I have no fear of flying. What I do have is a fear of checking in at the airport. Is two hours before the flight enough? Is the carry-on too heavy? Will I be stopped because there is too much toothpaste in the tube? Who will help me navigate the kiosk? And, of course, will I pass the metal detector (a strange fear since I always do)? Then, can I get my belt and shoes back on fast enough to not hold up the rest of the line? I know it’s all necessary so we don’t get blown up all the time; but still, I dread the walk-through.
Yet as annoying as the walk-through is, the drive-through is spiraling toward the top of my “just-shoot-me-now” list. Although E-Z Pass has taken the sting out of the toll booth adventure most of the time, I recently found myself driving a car without it. I had long been deprived of experiencing the hostility of a toll collector who spends his days in (what else?) a booth. I realize no one is tickled pink by long hours in the confines of a closet, but scowling at drivers cannot make it better. I made the cardinal mistake of stopping inches away from being able to reach into the booth. Now I don’t have the wingspan of an orangutan but then again I’m no Tyrannosaurus Rex either. If he had only met me halfway, we could have been friends. But it was a cold day and, maybe because of the improbable risk of frostbite, he was adamant about keeping all his digits within the confines of his heated cubicle. I had to pull up a little, get out, and pay him. All this to the lack of compassion by those honking behind me. It would have been more pleasant to blow right through and pay the fine.
We’re a masochistic species. We insist on flogging ourselves to save a few minutes. Everything has to be fast. We walk fast. We drive fast. We eat fast. We save time by going through the drive-thru at McDonald’s for “fast food”. News flash! There’s no such thing. We need to rethink our interpretation of the word “fast”. Might I suggest something more realistic like “not fast”. Or “slow”? Granted, one Big-Mac takes just a few minutes. A quarter-pounder, not much more. But a cheeseburger, no onions or pickles AND a Filet-o-fish? You can actually watch your fingernails grow. Keep it simple.
My favorite Mickey-D’s was in Point Pleasant Beach. When they first opened, the architects, apparently in the throes of dyslexia, designed the drive-thru window on the passenger side. If you didn’t have a passenger…well, you didn’t eat. Then they built a little cubicle on the other side of the lane with an overhead conveyor tube to transport the purchase. Between ordering from the girl in the booth who relayed the information via headphones to someone inside, what you ended up with was always a crap-shoot. You might just as well have pulled up and ordered “food”.
Then there’s Burger King. Anyone who’s gone through with young children has been sufficiently exposed to the compulsory Kids Meal. A gender-friendly offering, the Kids Meal is more often than not a box of chicken nuggets (apparently, with all the nutritional value of cardboard, the sole dietary element of every kid under the age of twelve) with either a boy-toy or a girl-toy inside. Like cracker-jacks run amuck. No pampered child alive can live without the latest minion or transformer. Every parent who frequents Burger King awakes at night to the nightmarish recurring drone of “Make sure it’s a boytoy”. Make sure it’s a boy-toy”. “Make sure it’s…ad infinitum”.
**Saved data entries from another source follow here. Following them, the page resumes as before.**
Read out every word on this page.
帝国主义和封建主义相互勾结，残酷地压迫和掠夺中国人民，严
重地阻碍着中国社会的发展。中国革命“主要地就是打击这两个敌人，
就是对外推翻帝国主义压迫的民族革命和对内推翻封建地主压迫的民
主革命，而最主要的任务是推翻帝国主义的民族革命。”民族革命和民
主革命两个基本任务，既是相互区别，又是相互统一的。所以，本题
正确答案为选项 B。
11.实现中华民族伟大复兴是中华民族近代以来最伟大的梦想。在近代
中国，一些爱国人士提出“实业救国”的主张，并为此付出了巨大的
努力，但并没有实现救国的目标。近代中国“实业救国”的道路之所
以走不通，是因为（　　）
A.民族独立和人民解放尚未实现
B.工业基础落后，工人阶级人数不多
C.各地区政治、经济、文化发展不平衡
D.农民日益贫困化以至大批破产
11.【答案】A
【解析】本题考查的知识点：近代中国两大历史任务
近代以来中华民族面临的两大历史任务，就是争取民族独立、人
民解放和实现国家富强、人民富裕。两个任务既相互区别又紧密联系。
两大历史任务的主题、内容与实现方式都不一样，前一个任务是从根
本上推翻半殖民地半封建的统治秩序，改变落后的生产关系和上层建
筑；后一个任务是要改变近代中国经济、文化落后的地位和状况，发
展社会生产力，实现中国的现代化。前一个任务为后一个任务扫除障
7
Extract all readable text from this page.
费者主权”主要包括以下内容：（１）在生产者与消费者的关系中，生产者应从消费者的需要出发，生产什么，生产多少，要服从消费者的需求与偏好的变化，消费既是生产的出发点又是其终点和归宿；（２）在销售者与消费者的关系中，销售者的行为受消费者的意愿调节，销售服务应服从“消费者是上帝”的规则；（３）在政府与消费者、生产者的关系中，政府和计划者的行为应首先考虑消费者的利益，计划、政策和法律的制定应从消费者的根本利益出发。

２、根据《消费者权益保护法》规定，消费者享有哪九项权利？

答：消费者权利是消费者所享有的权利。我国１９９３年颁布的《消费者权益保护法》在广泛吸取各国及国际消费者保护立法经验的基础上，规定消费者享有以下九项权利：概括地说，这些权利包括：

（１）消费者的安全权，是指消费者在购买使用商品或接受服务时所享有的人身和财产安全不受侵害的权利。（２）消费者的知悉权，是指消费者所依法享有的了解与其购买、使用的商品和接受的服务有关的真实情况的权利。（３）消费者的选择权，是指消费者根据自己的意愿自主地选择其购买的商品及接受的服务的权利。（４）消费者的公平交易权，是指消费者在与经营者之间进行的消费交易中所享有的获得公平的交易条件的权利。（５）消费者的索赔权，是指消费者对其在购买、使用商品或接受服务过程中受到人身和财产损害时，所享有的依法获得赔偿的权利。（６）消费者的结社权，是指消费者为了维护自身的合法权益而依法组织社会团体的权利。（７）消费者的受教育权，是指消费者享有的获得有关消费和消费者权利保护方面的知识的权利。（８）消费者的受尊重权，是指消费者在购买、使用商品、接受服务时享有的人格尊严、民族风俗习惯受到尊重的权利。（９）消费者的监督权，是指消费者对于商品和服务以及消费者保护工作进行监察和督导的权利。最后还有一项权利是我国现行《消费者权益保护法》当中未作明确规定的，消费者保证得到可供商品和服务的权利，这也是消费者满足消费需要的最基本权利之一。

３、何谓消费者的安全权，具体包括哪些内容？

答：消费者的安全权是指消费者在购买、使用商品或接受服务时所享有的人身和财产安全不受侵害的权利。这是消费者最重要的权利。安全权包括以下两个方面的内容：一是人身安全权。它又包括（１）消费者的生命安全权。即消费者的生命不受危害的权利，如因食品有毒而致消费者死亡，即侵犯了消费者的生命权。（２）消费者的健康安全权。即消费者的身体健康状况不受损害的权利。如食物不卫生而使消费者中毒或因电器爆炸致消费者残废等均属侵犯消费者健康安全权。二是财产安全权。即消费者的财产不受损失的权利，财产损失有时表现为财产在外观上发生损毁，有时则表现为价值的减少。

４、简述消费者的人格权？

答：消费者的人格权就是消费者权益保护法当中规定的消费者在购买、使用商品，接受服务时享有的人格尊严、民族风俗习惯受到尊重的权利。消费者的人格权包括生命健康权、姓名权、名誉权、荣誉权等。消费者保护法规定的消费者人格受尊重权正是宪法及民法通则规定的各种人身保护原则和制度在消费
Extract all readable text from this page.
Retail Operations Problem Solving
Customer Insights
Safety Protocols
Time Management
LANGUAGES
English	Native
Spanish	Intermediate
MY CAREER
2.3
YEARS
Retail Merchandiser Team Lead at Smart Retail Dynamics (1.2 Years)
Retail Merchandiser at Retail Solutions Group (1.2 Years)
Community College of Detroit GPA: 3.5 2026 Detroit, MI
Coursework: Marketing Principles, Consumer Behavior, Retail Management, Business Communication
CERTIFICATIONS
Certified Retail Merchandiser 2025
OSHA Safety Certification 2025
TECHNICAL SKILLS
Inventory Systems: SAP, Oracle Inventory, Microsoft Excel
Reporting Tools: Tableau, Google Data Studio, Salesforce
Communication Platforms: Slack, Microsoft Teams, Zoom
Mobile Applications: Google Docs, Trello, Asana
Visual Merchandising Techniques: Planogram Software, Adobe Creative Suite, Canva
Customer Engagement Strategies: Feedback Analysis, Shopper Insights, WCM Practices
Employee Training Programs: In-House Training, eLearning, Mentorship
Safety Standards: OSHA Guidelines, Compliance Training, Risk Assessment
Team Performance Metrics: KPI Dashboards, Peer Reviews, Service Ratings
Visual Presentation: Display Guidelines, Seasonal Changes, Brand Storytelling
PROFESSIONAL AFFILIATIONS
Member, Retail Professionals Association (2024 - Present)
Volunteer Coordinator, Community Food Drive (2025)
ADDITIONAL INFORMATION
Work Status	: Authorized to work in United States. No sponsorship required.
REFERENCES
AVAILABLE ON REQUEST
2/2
Who among us has not salvaged precious minutes driving through Dunkin’ Donuts? I used to; not any more. I aborted that mission when their menu board swelled with lattes, macchiatos, and americanos. I wasn’t even sure I was still in North America. That’s too many choices to make spontaneously with cars stacked up behind you, all in a rush because they should have been at work ten minutes ago. Not that the anxiety ends there. This is just the start of a pilgrimage that demands patience (waiting for the guy in front of you to send back his bagel when he specifically said croissant), agility (trying to grab your change while balancing a Styrofoam cup the same temperature as the sun), and dexterity (the art of positioning a tray of coffee cups on a car seat engineered to accommodate only soft tissue).
The one drive-through I did develop a passion for was Buchanan’s Beer Distributor on Herbertsville Road in Brick. In its heyday, no one minded waiting on line to pick up a six-pack, a case, or a keg without ever having to get out of the car. Of course, in a truck the challenge was to make it through without crushing the piles of boxes lined up along the sides. But on those steamy summer days, when barbecues beckoned from every backyard, Buchanan’s was the way to go. A local landmark for many years, it served generations of fake IDs. Yes sir! Now that I think of it, I guess I am a fan of the drive-through.